Plan To Divorce

3.7K 159 7
                                        

Tandai typo ya
Happy Reading
***

Aku mengetuk jariku di meja dengan gerakan pelan. Membaca surat di tanganku dengan seksama.

"Oke, aku setuju sama point perjanjian yang tertera," putusku. Dengan mempertahankan sikap arogan yang berusaha ku tampakkan, aku memandang pria yang lebih tua lima tahun dariku. Terlihat senyuman puas akan jawaban yang ku berikan.

Mas Aji, begitu aku memanggilnya. Dia adalah suamiku. "Aku rasa kamu bisa tanda tangan sekarang," ujarnya seraya mengeluarkan pulpen dari saku jasnya. Mendorong benda itu mendekat ke arahku.

"Setelah aku setujui semua syarat dari kamu, maka kita cerai kan?" Tanyaku sekali lagi. Memastikan bahwa pria ini tidak menipuku.

"Iya, sesuai sama yang tertera di surat perjanjian itu," jawabnya mantap.

Maka dengan menarik napas panjang, aku menandatangani surat perjanjian yang ku pegang sejak tadi. Menyerahkan surat itu kembali pada mas Aji. "Aku minta salinan suratnya juga," pintaku padanya.

Mas Aji hanya mengangguk. Ia memasukan surat tadi kedalam map cokelat. Kemudian beranjak dari sofa ruang tamu menuju ruang kerjanya. Aku menyandarkan tubuhku ke sofa, cukup lelah dengan drama hari ini.

Aku dan mas Aji menikah dua tahun lalu karena perjodohan antar keluarga. Papa adalah bawahan kakek Mas Aji, Papa yang begitu dipercaya oleh kakek mendapat perhatian lebih dalam keluarga konglomerat mereka. Sebenarnya perjodohan ini dulunya di atur antara Papa dan anak perempuan kakek tapi ternyata tidak berhasil karena Papa sudah punya perempuan yang ia cintai saat itu yaitu Mama. Aku pikir rencana perjodohan itu sudah berakhir, tapi malah berlanjut ketika kakek tau Papa punya anak perempuan dan kakek punya cucu laki-laki.

Aku nggak menyalahkan orang tuaku ataupun kakek terkait hal ini. Karena mereka menyerahkan keputusan finalnya padaku dan mas Aji. Lalu kenapa kami tetap menikah? Ya karena aku dan mas Aji setuju buat menikah. Loh bukannya nggak mau di jodohin? Iya tau kok kalian bingung, tapi saat itu aku bener-bener terdesak. Nggak punya pilihan selain mengiyakan perjodohan itu, karena buktinya aku bisa lulus kuliah S1 dan Mama bisa sembuh dari kanker payudaranya. Nah sudah cukup jelaskan kenapa aku dan mas Aji menikah, karena kami sama-sama di untungkan dalam ikatan pernikahan ini.

Aku dapat uang dan bisa memperbaiki ekonomi keluargaku yang kurang stabil. Dan mas Aji bisa menutupi aibnya dengan menikahi aku.

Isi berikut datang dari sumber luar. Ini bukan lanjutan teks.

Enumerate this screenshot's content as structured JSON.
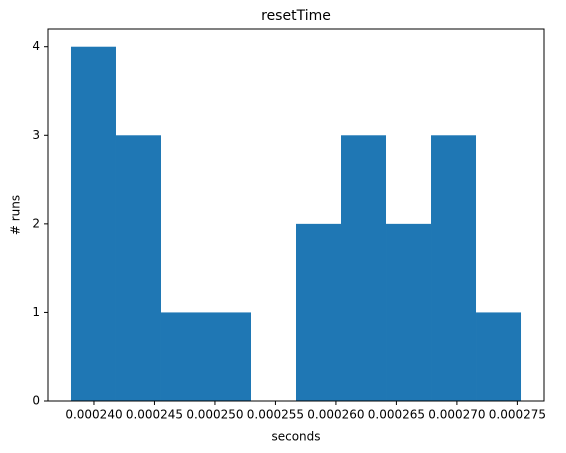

Lamunanku buyar ketika mendengar suara bel apartemen yang cukup mengganggu. Orang di luar sana seperti tidak sabar menunggu untuk di bukakan pintu. Dengan langkah ogah-ogahan aku berjalan ke arah pintu apartemen. Membukanya dan melihat siapa yang bertamu di jam 10 malam ini.

"Lama banget sih. Aji ada di dalam kan?" Tanya sang tamu dengan nada kurang ajarnya. Aku memutar bola mata malas, membiarkan si tamu kurang ajar ini menerobos masuk dan mencari si Tuan rumah yang ingin ditemuinya.

"Bikinin minum dong. Gue haus banget nih, bawa keruangan Aji ya," suruhnya tak tau malu kemudian berbalik kembali menuju ruang kerja Mas Aji.

Aku menghela napas, berusaha sabar. Ingin rasanya melempar vas bunga di atas rak sepatu tepat di depanku saat ini ke wajah putih si tamu menyebalkan itu. Di kira aku pembantu apa, seenak jidatnya nyuruh aku ini itu. Yang punya rumah juga bukan dia, malah aku lebih berhak disini. Dasar wong gendeng.

Berusaha meredam emosi yang menumpuk di dada, aku berjalan ke dapur apartemen. Ingin membuat minuman untuk si tamu menyebalkan tadi. Saat mengaduk jus di depanku, terbersit ingin memasukan racun ke dalamnya. Biar mati sekalian mereka di dalam sana. Namun pikiran itu ku tepis menjauh, aku masih takut masuk penjara. Nanti orang tuaku malu anaknya masuk tv karena membunuh orang.